Robotics investment fund grows to $450 million since launch one year ago
Global X Funds, the New York-based provider of exchange-traded funds, today celebrated the one-year anniversary of the launch of the Global X Robotics and Artificial Intelligence ETF (BOTZ).
The company says Botz has received considerable interest from investors in its first year, having surpassed $450 million in assets under management.
Botz launched on September 12, 2016 and tracks the Indxx Global Robotics & Artificial Intelligence Thematic Index.
According to data from ETF.com, by reaching $450 million, Botz has become one of only eight ETFs launched since January 1, 2016 to achieve this milestone.
Botz has seen accelerated growth in recent months, with Global X announcing on June 12, 2017 that the ETF had reached $100 million in assets by the end of May.
Botz says it offers investors access to a rapidly emerging technological theme of the application of robotics and artificial intelligence around the globe.
The robotics industry is expected to grow 10 per cent per year, to more than $80 billion in market size by 2020.
The AI market is expected to reach $5.1 billion by 2020, from just $420 million in 2014.

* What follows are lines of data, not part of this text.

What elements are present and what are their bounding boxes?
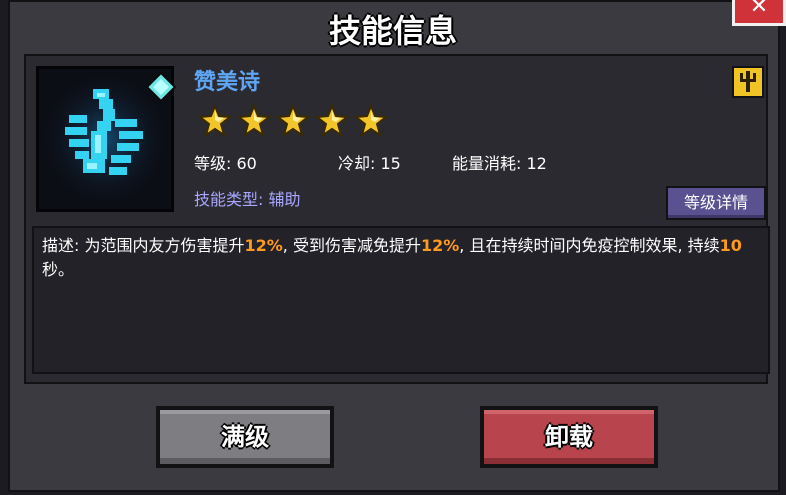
window-title: 技能信息 (328, 12, 457, 50)
skill-type-value: 辅助 (268, 190, 301, 209)
desc-text: 描述: 为范围内友方伤害提升 (42, 236, 245, 255)
star-icon (198, 104, 232, 138)
desc-text: , 受到伤害减免提升 (282, 236, 421, 255)
close-icon: ✕ (749, 0, 769, 19)
desc-value: 12% (420, 236, 460, 255)
max-level-button[interactable]: 满级 (156, 406, 334, 468)
diamond-gem-icon (146, 72, 176, 102)
star-icon (354, 104, 388, 138)
unload-button[interactable]: 卸载 (480, 406, 658, 468)
trident-badge-icon[interactable] (732, 66, 764, 98)
trident-icon (740, 71, 756, 92)
cooldown-stat: 冷却: 15 (338, 154, 401, 173)
close-button[interactable]: ✕ (732, 0, 786, 26)
energy-cost-stat: 能量消耗: 12 (452, 154, 547, 173)
star-icon (237, 104, 271, 138)
desc-value: 12% (244, 236, 283, 255)
star-icon (276, 104, 310, 138)
star-icon (315, 104, 349, 138)
desc-text: , 且在持续时间内免疫控制效果, 持续 (459, 236, 720, 255)
skill-type-label: 技能类型: (194, 190, 269, 209)
level-details-button[interactable]: 等级详情 (666, 186, 766, 220)
skill-type: 技能类型: 辅助 (194, 186, 301, 210)
skill-name: 赞美诗 (194, 70, 261, 95)
level-stat: 等级: 60 (194, 154, 257, 173)
skill-description: 描述: 为范围内友方伤害提升12%, 受到伤害减免提升12%, 且在持续时间内免… (42, 234, 762, 282)
desc-value: 10 (719, 236, 742, 255)
desc-text: 秒。 (42, 260, 75, 279)
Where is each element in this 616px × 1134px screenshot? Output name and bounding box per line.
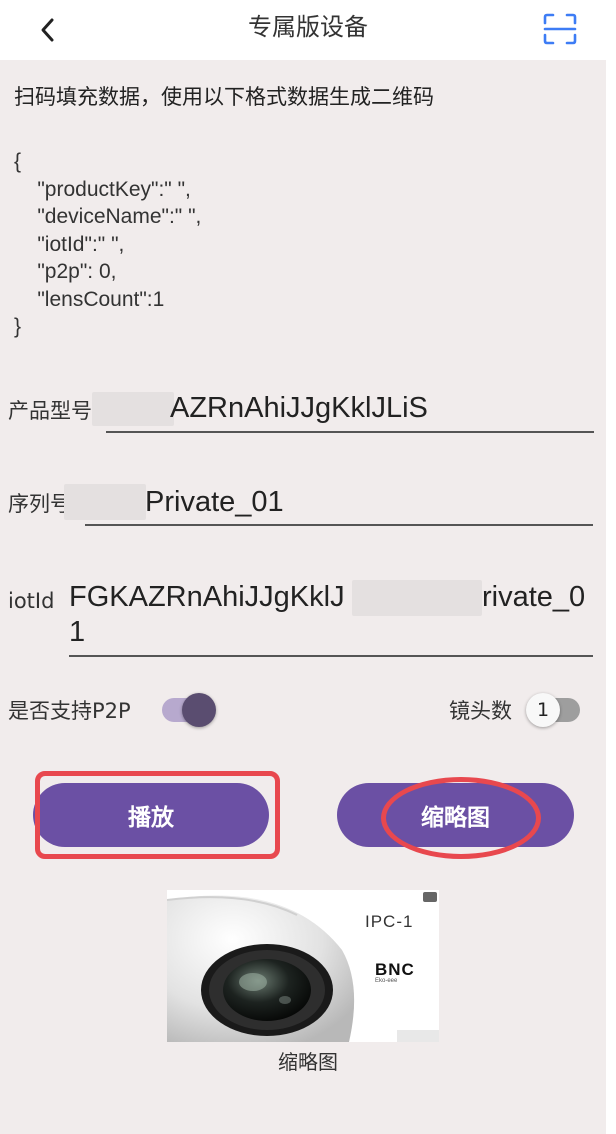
lens-count-label: 镜头数	[449, 699, 512, 723]
model-label: IPC-1	[365, 912, 414, 931]
serial-number-input[interactable]: Private_01	[145, 484, 284, 520]
json-format-sample: { "productKey":" ", "deviceName":" ", "i…	[14, 150, 202, 338]
top-app-bar: 专属版设备	[0, 0, 616, 60]
redacted-area	[92, 392, 174, 426]
redacted-area	[64, 484, 146, 520]
lens-count-value: 1	[526, 693, 560, 727]
iot-id-input-line2: 1	[69, 616, 86, 648]
page-title: 专属版设备	[248, 13, 368, 41]
iot-id-input-end: rivate_0	[482, 581, 586, 613]
thumbnail-image[interactable]: IPC-1 BNC Eko-eee	[167, 890, 439, 1042]
serial-number-underline	[85, 524, 593, 526]
serial-number-label: 序列号	[8, 492, 71, 516]
scan-icon	[543, 13, 577, 45]
brand-sub-label: Eko-eee	[375, 978, 398, 984]
play-button[interactable]: 播放	[33, 783, 269, 847]
iot-id-input[interactable]: FGKAZRnAhiJJgKklJ	[69, 579, 345, 615]
toggle-knob	[182, 693, 216, 727]
instruction-text: 扫码填充数据，使用以下格式数据生成二维码	[14, 85, 434, 109]
redacted-area	[352, 580, 482, 616]
lens-count-toggle[interactable]: 1	[526, 693, 580, 727]
product-model-underline	[106, 431, 594, 433]
scan-button[interactable]	[540, 10, 580, 48]
p2p-toggle[interactable]	[162, 693, 216, 727]
scrollbar-track	[606, 60, 616, 1134]
brand-label: BNC	[375, 960, 415, 979]
p2p-support-label: 是否支持P2P	[8, 699, 131, 723]
thumbnail-button[interactable]: 缩略图	[337, 783, 574, 847]
thumbnail-caption: 缩略图	[278, 1050, 338, 1074]
iot-id-label: iotId	[8, 589, 55, 613]
product-model-label: 产品型号	[8, 399, 92, 423]
iot-id-underline	[69, 655, 593, 657]
product-model-input[interactable]: AZRnAhiJJgKklJLiS	[170, 390, 428, 426]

Botz currently has a global focus with more than 70 per cent of its exposure coming from outside of the US, including over 45 per cent coming from Japan.
Jay Jacobs, director of research at Global X, says: “While the robotics & AI revolution is a long term theme that we believe will continue to play out over decades, industries across the globe are already embracing these technologies.
“Industrial manufacturing was among the first sectors touched by this burgeoning technology, but health care, defense, agriculture, and consumer products are all starting to adopt robotics and AI at an increasingly rapid pace.
“We brought Botz to market to offer investors an efficient tool to access this technological revolution, and we’re pleased to see that the market has been receptive.
“As we continue to watch these emerging technologies change the world around us, we’re excited for what the future has in store.”